Na szczycie góry Manyłowa, koło Baligrodu pochowano wczoraj szczątki 509 żołnierzy z czasów I wojny światowej. W uroczystości, prowadzonej przez duchownych dwóch obrządków, wzięło udział ponad 100 osób: wolontariusze Stowarzyszenia Eksploracyjno-Historyczne „Galicja”, którzy porządkują ten teren, leśnicy, miłośnicy historii i turyści.
W ten sposób zakończono trwające miesiąc prace archeologiczne. Większość ofiar walk jest bezimienna.

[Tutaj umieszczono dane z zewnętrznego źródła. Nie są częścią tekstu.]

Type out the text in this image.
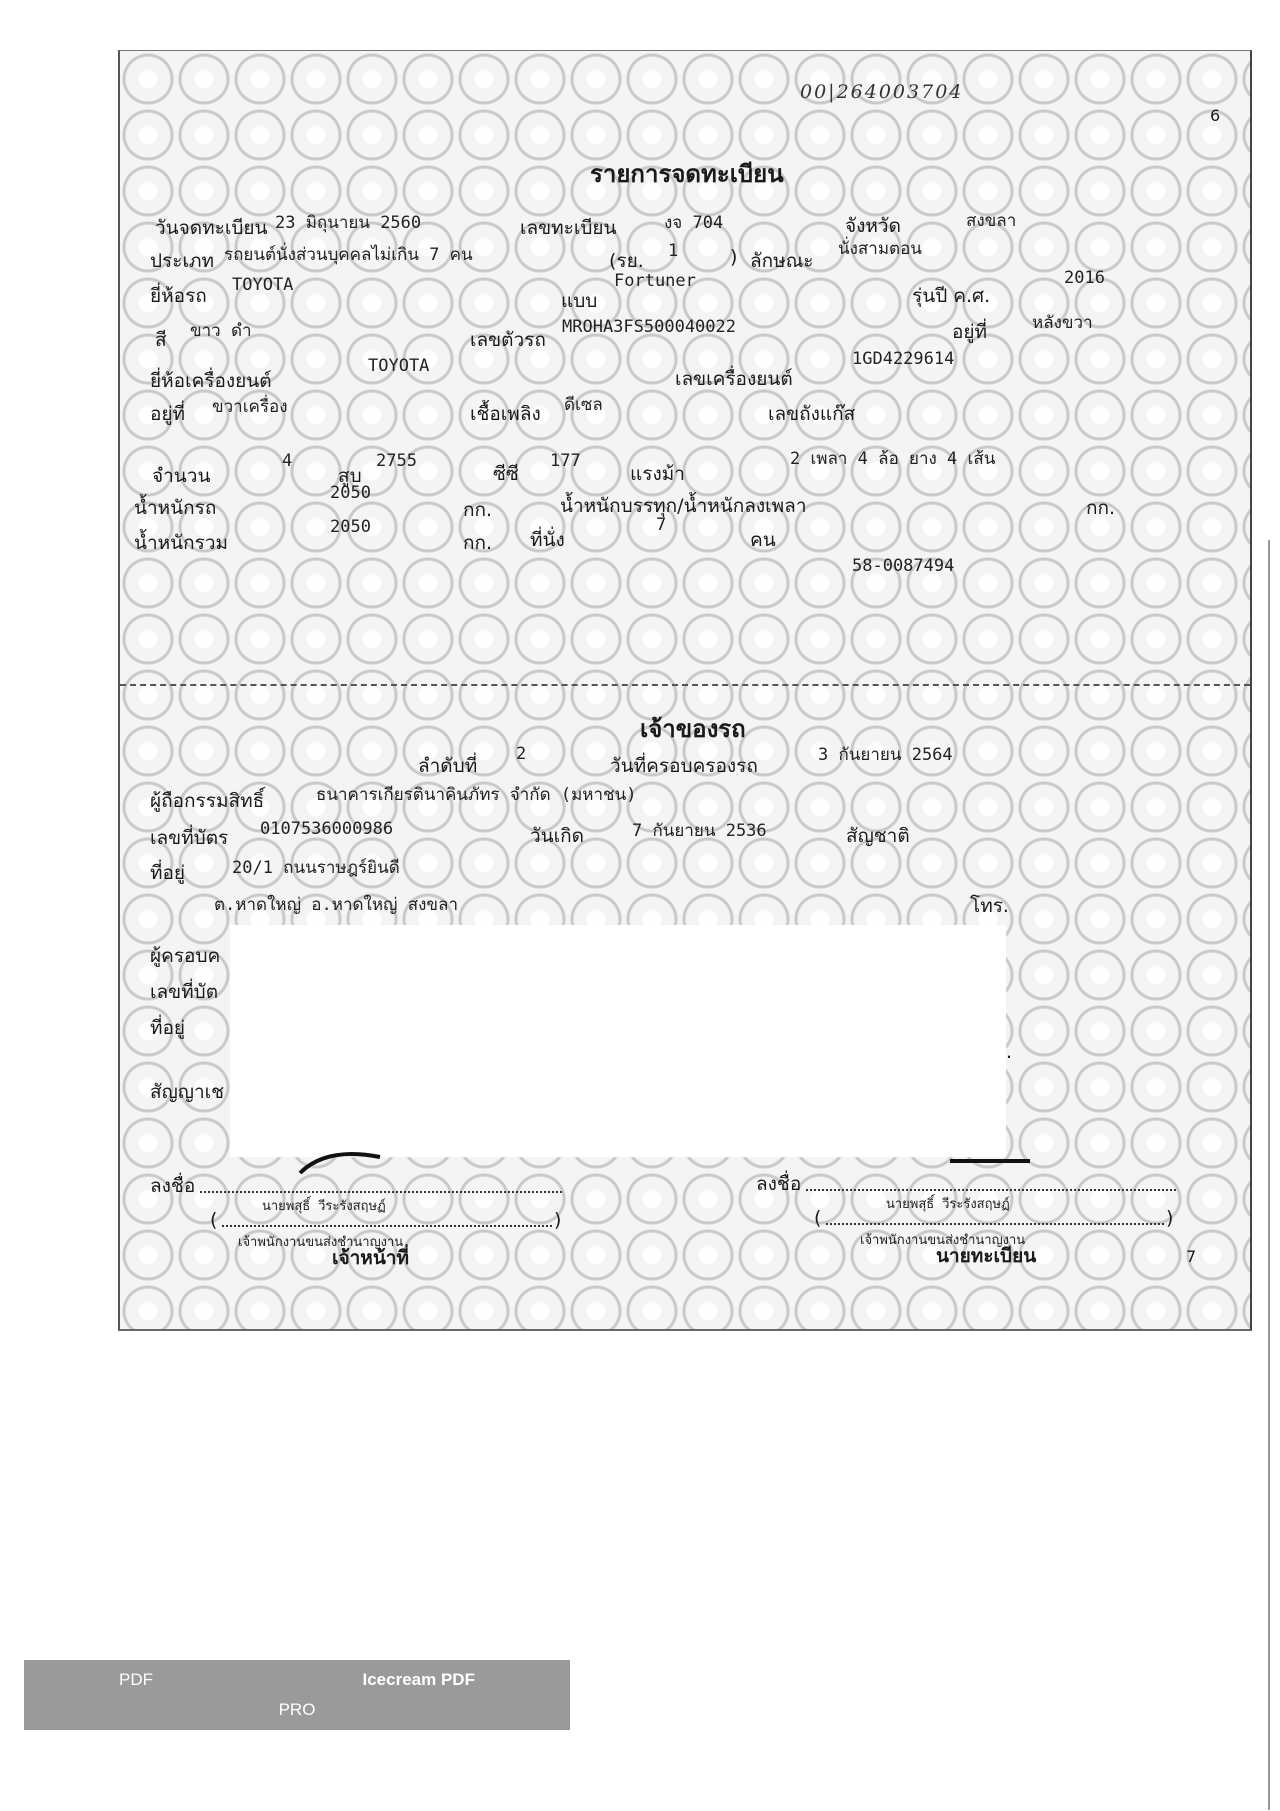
00|264003704
6
รายการจดทะเบียน
วันจดทะเบียน 23 มิถุนายน 2560	เลขทะเบียน	งจ 704	จังหวัด	สงขลา
ประเภท รถยนต์นั่งส่วนบุคคลไม่เกิน 7 คน	(รย. 1	) ลักษณะ
นั่งสามตอน
ยี่ห้อรถ TOYOTA
แบบ
Fortuner
รุ่นปี ค.ศ.
2016
สี ขาว ดำ	เลขตัวรถ
MROHA3FS500040022	อยู่ที่	หลังขวา
ยี่ห้อเครื่องยนต์
TOYOTA
เลขเครื่องยนต์
1GD4229614
อยู่ที่ ขวาเครื่อง	เชื้อเพลิง ดีเซล	เลขถังแก๊ส
จำนวน
4
สูบ
2755
ซีซี
177
แรงม้า
2 เพลา 4 ล้อ ยาง 4 เส้น
น้ำหนักรถ
2050
กก.	น้ำหนักบรรทุก/น้ำหนักลงเพลา	กก.
น้ำหนักรวม
2050
กก. ที่นั่ง
7
คน
58-0087494
เจ้าของรถ
ลำดับที่
2
วันที่ครอบครองรถ	3 กันยายน 2564
ผู้ถือกรรมสิทธิ์	ธนาคารเกียรตินาคินภัทร จำกัด (มหาชน)
เลขที่บัตร 0107536000986	วันเกิด	7 กันยายน 2536	สัญชาติ
ที่อยู่	20/1 ถนนราษฎร์ยินดี
ต.หาดใหญ่ อ.หาดใหญ่ สงขลา	โทร.
ผู้ครอบค
เลขที่บัต
ที่อยู่
สัญญาเช
.
ลงชื่อ
นายพสุธิ์ วีระรังสฤษฏ์
(	)
เจ้าพนักงานขนส่งชำนาญงาน
เจ้าหน้าที่
ลงชื่อ
นายพสุธิ์ วีระรังสฤษฏ์
(	)
เจ้าพนักงานขนส่งชำนาญงาน
นายทะเบียน	7
PDF	Icecream PDF
PRO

Ze znalezionych nieśmiertelników udało się odczytać tylko pięć węgierskich nazwisk. Na uroczystości przyjechali, odnalezieni przez wolontariuszy, krewni jednego z nich – Janosa Gabora.
Na początku 1915 roku na Manyłowej toczyły się ciężkie walki. W końcu wojska austro-węgierskie wysadziły szczyt broniony przez Rosjan. Lej po wybuchu wykorzystano jako zbiorowy grób żołnierzy obu armii. Właśnie to miejsce badali archeolodzy Fundacji Badań Nad Dziedzictwem Kulturowym. Nie spodziewali się tak wielu kości, mocno przy tym zmieszanych.
W ubiegłym roku, na utworzonym na szczycie Manyłowej małym cmentarzyku, pogrzebano już szczątki ponad 100 żołnierzy znalezionych w tym rejonie.